Sinônimo de resistência pela consolidação como a principal frente de defesa do direito à reforma agrária, o Movimento, em 34 anos de luta, vê-se ameaçado face à vitória do presidente eleito Jair Bolsonaro (PSL), cujas propostas de governo se alinham à extrema-direita.Uma certeza se verifica entre as lideranças ouvidas: se foi em meio aos obstáculos - ainda em 1980 - que o movimento surgiu e se consolidou, é através da luta que ele encontrará os meios de sobrevivência. Para eles, se não for o MST, nenhuma outra categoria irá buscar o retorno das políticas públicas de reforma agrária.
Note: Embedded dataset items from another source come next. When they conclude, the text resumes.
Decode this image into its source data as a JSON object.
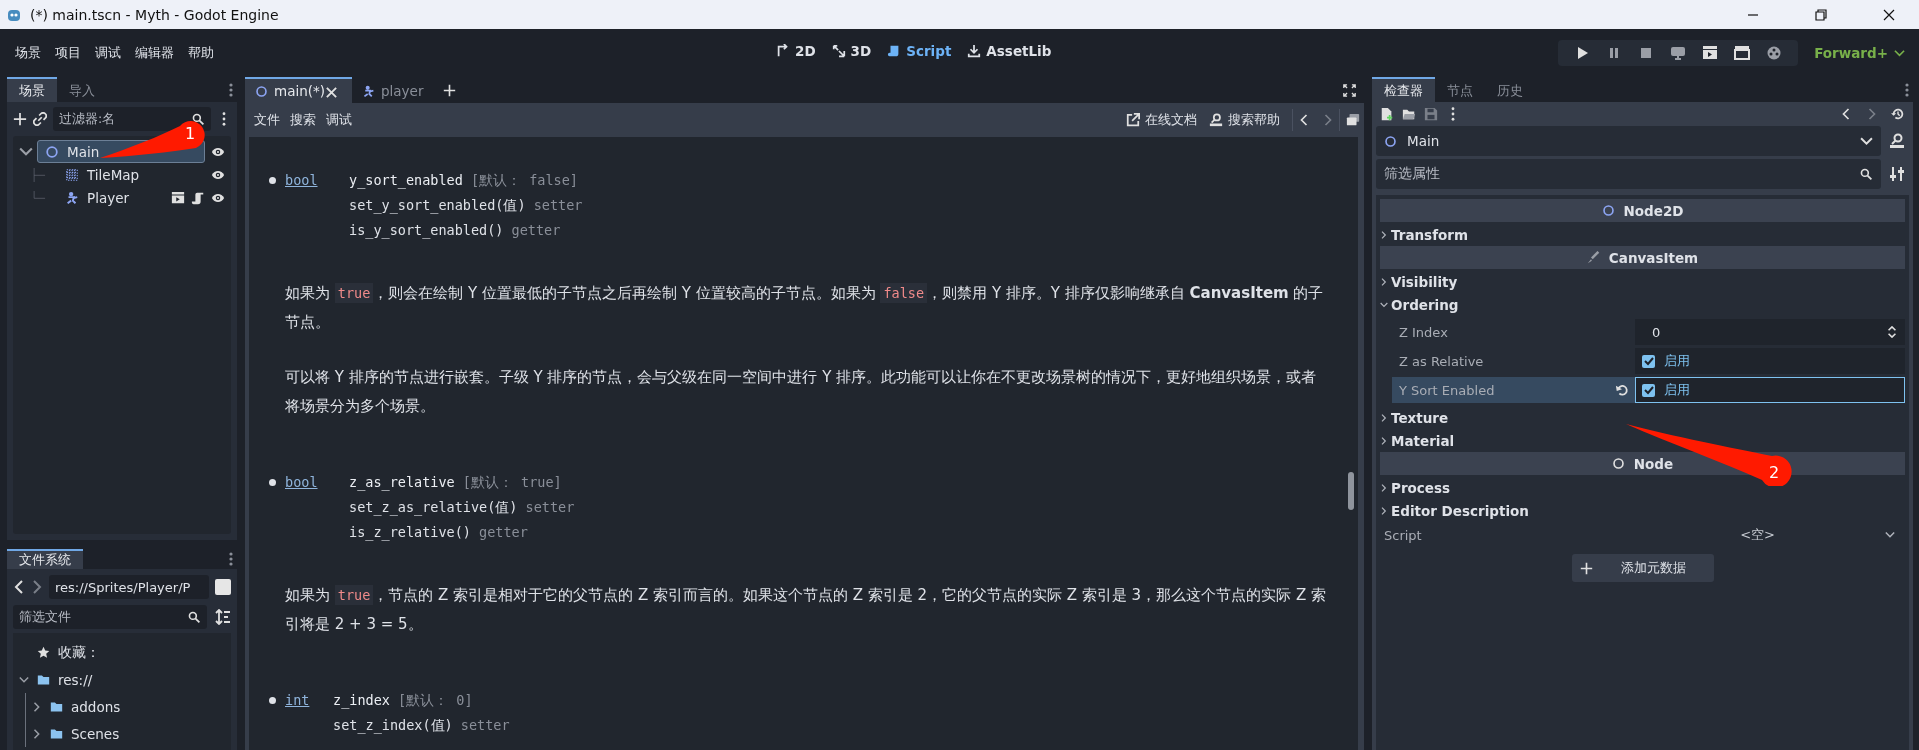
{
  "window": {
    "title": "(*) main.tscn - Myth - Godot Engine"
  },
  "menu": [
    "场景",
    "项目",
    "调试",
    "编辑器",
    "帮助"
  ],
  "workspaces": [
    {
      "label": "2D",
      "kind": "planar",
      "selected": false
    },
    {
      "label": "3D",
      "kind": "spatial",
      "selected": false
    },
    {
      "label": "Script",
      "kind": "script",
      "selected": true
    },
    {
      "label": "AssetLib",
      "kind": "assetlib",
      "selected": false
    }
  ],
  "renderer": "Forward+",
  "scene_dock": {
    "tabs": [
      {
        "label": "场景",
        "selected": true
      },
      {
        "label": "导入",
        "selected": false
      }
    ],
    "filter": {
      "placeholder": "过滤器:名"
    },
    "tree": [
      {
        "name": "Main",
        "kind": "node2d",
        "selected": true,
        "expanded": true,
        "instanced": false,
        "scripted": false,
        "children": [
          {
            "name": "TileMap",
            "kind": "tilemap",
            "selected": false,
            "instanced": false,
            "scripted": false
          },
          {
            "name": "Player",
            "kind": "character",
            "selected": false,
            "instanced": true,
            "scripted": true
          }
        ]
      }
    ]
  },
  "filesystem_dock": {
    "tabs": [
      {
        "label": "文件系统",
        "selected": true
      }
    ],
    "path": "res://Sprites/Player/P",
    "filter": {
      "placeholder": "筛选文件"
    },
    "tree": [
      {
        "label": "收藏：",
        "kind": "favorites"
      },
      {
        "label": "res://",
        "kind": "folder",
        "expanded": true,
        "children": [
          {
            "label": "addons",
            "kind": "folder",
            "expanded": false
          },
          {
            "label": "Scenes",
            "kind": "folder",
            "expanded": false
          }
        ]
      }
    ]
  },
  "script_editor": {
    "tabs": [
      {
        "label": "main(*)",
        "kind": "scene",
        "selected": true
      },
      {
        "label": "player",
        "kind": "character",
        "selected": false
      }
    ],
    "menu": [
      "文件",
      "搜索",
      "调试"
    ],
    "links": [
      {
        "label": "在线文档",
        "kind": "online-docs"
      },
      {
        "label": "搜索帮助",
        "kind": "search-help"
      }
    ],
    "doc": [
      {
        "kind": "property",
        "type": "bool",
        "name": "y_sort_enabled",
        "default": "[默认： false]",
        "accessors": [
          {
            "call": "set_y_sort_enabled(值)",
            "role": "setter"
          },
          {
            "call": "is_y_sort_enabled()",
            "role": "getter"
          }
        ]
      },
      {
        "kind": "paragraph",
        "segments": [
          {
            "kind": "text",
            "text": "如果为 "
          },
          {
            "kind": "code",
            "text": "true"
          },
          {
            "kind": "text",
            "text": "，则会在绘制 Y 位置最低的子节点之后再绘制 Y 位置较高的子节点。如果为 "
          },
          {
            "kind": "code",
            "text": "false"
          },
          {
            "kind": "text",
            "text": "，则禁用 Y 排序。Y 排序仅影响继承自 "
          },
          {
            "kind": "bold",
            "text": "CanvasItem"
          },
          {
            "kind": "text",
            "text": " 的子节点。"
          }
        ]
      },
      {
        "kind": "paragraph",
        "segments": [
          {
            "kind": "text",
            "text": "可以将 Y 排序的节点进行嵌套。子级 Y 排序的节点，会与父级在同一空间中进行 Y 排序。此功能可以让你在不更改场景树的情况下，更好地组织场景，或者将场景分为多个场景。"
          }
        ]
      },
      {
        "kind": "property",
        "type": "bool",
        "name": "z_as_relative",
        "default": "[默认： true]",
        "accessors": [
          {
            "call": "set_z_as_relative(值)",
            "role": "setter"
          },
          {
            "call": "is_z_relative()",
            "role": "getter"
          }
        ]
      },
      {
        "kind": "paragraph",
        "segments": [
          {
            "kind": "text",
            "text": "如果为 "
          },
          {
            "kind": "code",
            "text": "true"
          },
          {
            "kind": "text",
            "text": "，节点的 Z 索引是相对于它的父节点的 Z 索引而言的。如果这个节点的 Z 索引是 2，它的父节点的实际 Z 索引是 3，那么这个节点的实际 Z 索引将是 2 + 3 = 5。"
          }
        ]
      },
      {
        "kind": "property",
        "type": "int",
        "name": "z_index",
        "default": "[默认： 0]",
        "accessors": [
          {
            "call": "set_z_index(值)",
            "role": "setter"
          }
        ]
      }
    ]
  },
  "inspector": {
    "tabs": [
      {
        "label": "检查器",
        "selected": true
      },
      {
        "label": "节点",
        "selected": false
      },
      {
        "label": "历史",
        "selected": false
      }
    ],
    "object": {
      "name": "Main"
    },
    "filter": {
      "placeholder": "筛选属性"
    },
    "items": [
      {
        "kind": "category",
        "label": "Node2D"
      },
      {
        "kind": "group",
        "label": "Transform",
        "expanded": false
      },
      {
        "kind": "category",
        "label": "CanvasItem"
      },
      {
        "kind": "group",
        "label": "Visibility",
        "expanded": false
      },
      {
        "kind": "group",
        "label": "Ordering",
        "expanded": true,
        "children": [
          {
            "kind": "number",
            "label": "Z Index",
            "value": "0",
            "selected": false
          },
          {
            "kind": "check",
            "label": "Z as Relative",
            "checked": true,
            "value": "启用",
            "selected": false
          },
          {
            "kind": "check",
            "label": "Y Sort Enabled",
            "checked": true,
            "value": "启用",
            "selected": true
          }
        ]
      },
      {
        "kind": "group",
        "label": "Texture",
        "expanded": false
      },
      {
        "kind": "group",
        "label": "Material",
        "expanded": false
      },
      {
        "kind": "category",
        "label": "Node"
      },
      {
        "kind": "group",
        "label": "Process",
        "expanded": false
      },
      {
        "kind": "group",
        "label": "Editor Description",
        "expanded": false
      }
    ],
    "script": {
      "label": "Script",
      "value": "<空>"
    },
    "add_button": "添加元数据"
  },
  "annotations": [
    {
      "label": "1"
    },
    {
      "label": "2"
    }
  ]
}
Em 2017, com Michel Temer (MDB, na ocasião, PMDB) na Presidência da República, nenhuma família foi assentada segundo os dados do Instituto Nacional de Colonização e Reforma Agrária (Incra). Em 2016, 1.686 famílias conseguiram um pedaço de terra, o que representou uma redução de 93,5% em relação ao número de famílias que foram beneficiadas com terras em 2015 (26.335). Tais impactos podem ser resultado da Medida Provisória 759, editada por Michel Temer, após o impeachment de Dilma Rousseff (PT). A MP “institui mecanismos para aprimorar a eficiência dos procedimentos de alienação dos imóveis da União”, o que dificulta a adesão dos trabalhadores rurais ao programa de reforma agrária. Em 2017 foi sancionada a Lei Federal 13.465, que regularizou a MP 759. A MP sinaliza uma tendência de recuo não somente por um governo que demonstra pouca vontade em promover o assentamento de famílias, mas também pela desapropriação de imóveis, que diminuiu consideravelmente. De 2015 até 2018, 26 imóveis foram desapropriados.
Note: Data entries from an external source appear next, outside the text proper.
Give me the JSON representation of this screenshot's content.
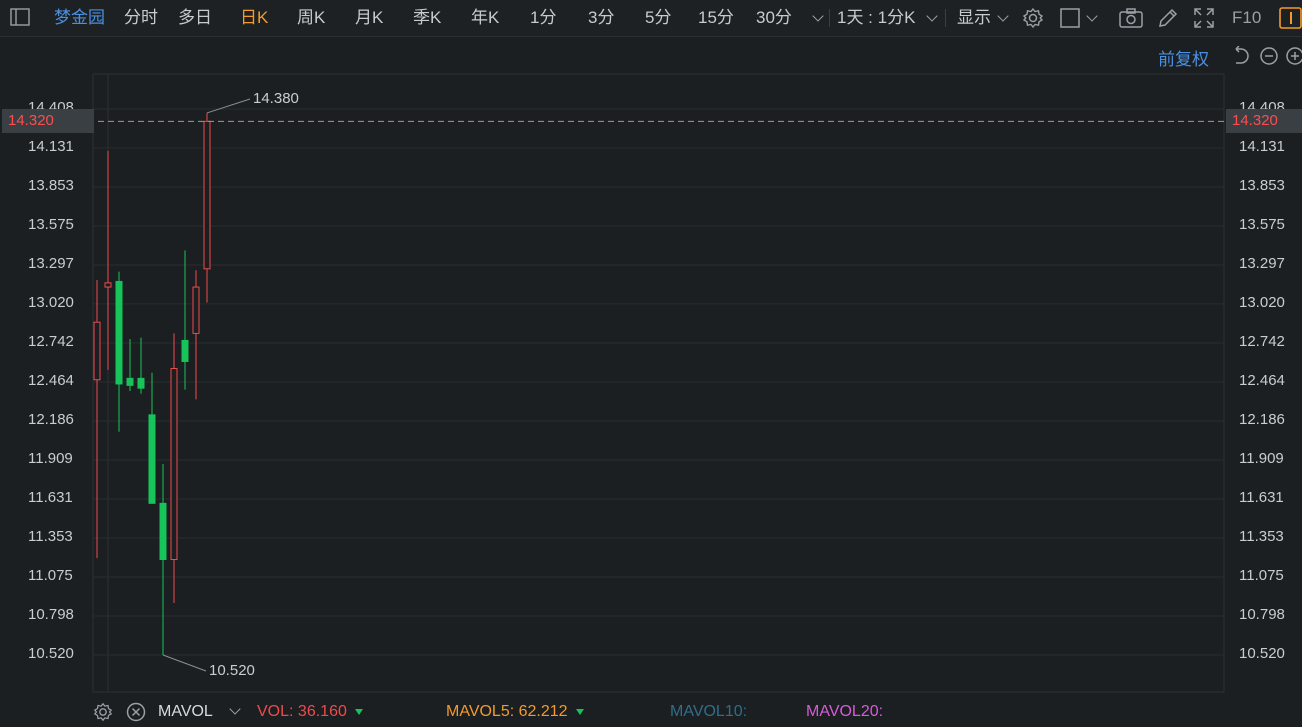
{
  "toolbar": {
    "stock_name": "梦金园",
    "tabs": [
      {
        "label": "分时",
        "x": 124
      },
      {
        "label": "多日",
        "x": 178
      },
      {
        "label": "日K",
        "x": 240,
        "active": true
      },
      {
        "label": "周K",
        "x": 297
      },
      {
        "label": "月K",
        "x": 355
      },
      {
        "label": "季K",
        "x": 413
      },
      {
        "label": "年K",
        "x": 471
      },
      {
        "label": "1分",
        "x": 530
      },
      {
        "label": "3分",
        "x": 588
      },
      {
        "label": "5分",
        "x": 645
      },
      {
        "label": "15分",
        "x": 698
      },
      {
        "label": "30分",
        "x": 756
      }
    ],
    "period_select": "1天 : 1分K",
    "display_label": "显示",
    "f10_label": "F10"
  },
  "chart_header": {
    "adjust_label": "前复权"
  },
  "current_price": "14.320",
  "annotations": {
    "high": "14.380",
    "low": "10.520"
  },
  "chart_data": {
    "type": "candlestick",
    "y_ticks": [
      "14.408",
      "14.131",
      "13.853",
      "13.575",
      "13.297",
      "13.020",
      "12.742",
      "12.464",
      "12.186",
      "11.909",
      "11.631",
      "11.353",
      "11.075",
      "10.798",
      "10.520"
    ],
    "ylim": [
      10.52,
      14.408
    ],
    "candles": [
      {
        "open": 12.48,
        "close": 12.89,
        "high": 13.19,
        "low": 11.21,
        "up": true
      },
      {
        "open": 13.14,
        "close": 13.17,
        "high": 14.11,
        "low": 12.55,
        "up": true
      },
      {
        "open": 13.18,
        "close": 12.45,
        "high": 13.25,
        "low": 12.11,
        "up": false
      },
      {
        "open": 12.49,
        "close": 12.44,
        "high": 12.77,
        "low": 12.4,
        "up": false
      },
      {
        "open": 12.49,
        "close": 12.42,
        "high": 12.78,
        "low": 12.38,
        "up": false
      },
      {
        "open": 12.23,
        "close": 11.6,
        "high": 12.53,
        "low": 11.6,
        "up": false
      },
      {
        "open": 11.6,
        "close": 11.2,
        "high": 11.88,
        "low": 10.52,
        "up": false
      },
      {
        "open": 11.2,
        "close": 12.56,
        "high": 12.81,
        "low": 10.89,
        "up": true
      },
      {
        "open": 12.76,
        "close": 12.61,
        "high": 13.4,
        "low": 12.41,
        "up": false
      },
      {
        "open": 12.81,
        "close": 13.14,
        "high": 13.26,
        "low": 12.34,
        "up": true
      },
      {
        "open": 13.27,
        "close": 14.32,
        "high": 14.38,
        "low": 13.03,
        "up": true
      }
    ]
  },
  "indicators": {
    "name": "MAVOL",
    "vol_label": "VOL:",
    "vol_value": "36.160",
    "mavol5_label": "MAVOL5:",
    "mavol5_value": "62.212",
    "mavol10_label": "MAVOL10:",
    "mavol20_label": "MAVOL20:"
  },
  "colors": {
    "up": "#f04a4a",
    "down": "#16c45a",
    "accent": "#f39a2a",
    "link": "#4a90e2"
  }
}
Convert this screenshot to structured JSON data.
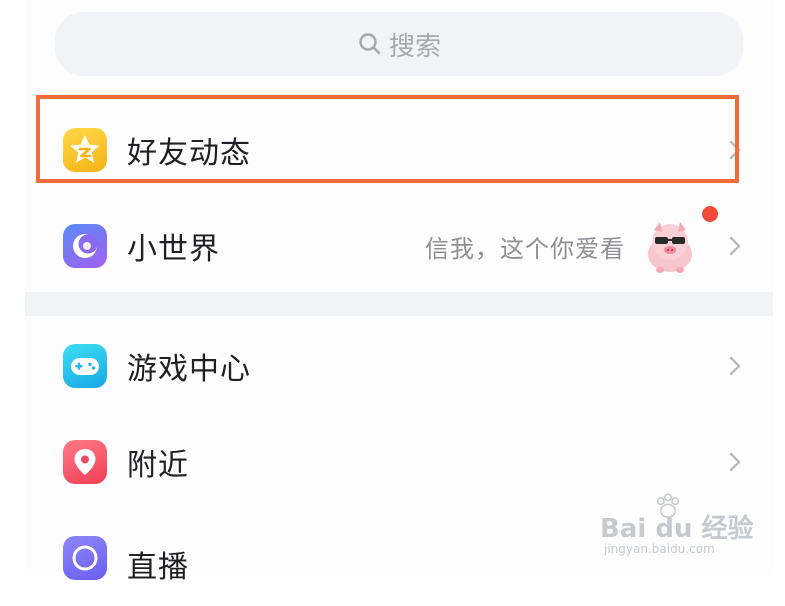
{
  "search": {
    "placeholder_label": "搜索"
  },
  "menu": {
    "items": [
      {
        "label": "好友动态",
        "icon": "star-icon",
        "icon_color": "#f7c52b"
      },
      {
        "label": "小世界",
        "icon": "crescent-icon",
        "icon_color": "#7b6ff2",
        "hint": "信我，这个你爱看",
        "has_badge": true
      },
      {
        "label": "游戏中心",
        "icon": "gamepad-icon",
        "icon_color": "#23c3ea"
      },
      {
        "label": "附近",
        "icon": "location-pin-icon",
        "icon_color": "#f35a68"
      },
      {
        "label": "直播",
        "icon": "live-icon",
        "icon_color": "#7b74f3"
      }
    ]
  },
  "highlight": {
    "color": "#f26b3a"
  },
  "watermark": {
    "brand": "Bai du 经验",
    "url": "jingyan.baidu.com"
  }
}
Além do poder executivo, o Judiciário também cumpre seu papel. De acordo com o site Brasil de Fato, apoiado em dados do MST, em 2018, foram 150 ações de despejo em todo o Brasil. O Paraná é a unidade federativa com o maior número de processos (80), seguido pelo Pará (23) e por Minas Gerais (11). O destaque do Paraná, com expressivo número de ações, justifica-se pela história do movimento no estado, mas também pela Operação Lava-Jato, como destaca a liderança da frente de massas do MST, Márcio Santos, em entrevista ao Brasil de Fato.  “A presença do MST no Paraná é grande há anos. São mais de cem áreas ocupadas há décadas. Agora, há uma clara movimentação para retomar essas áreas. Muito em função inclusive da truculência judicial, que em Curitiba começou a partir da operação Lava-Jato, que promoveu um verdadeiro atropelo às normas constitucionais”, avalia Márcio Santos.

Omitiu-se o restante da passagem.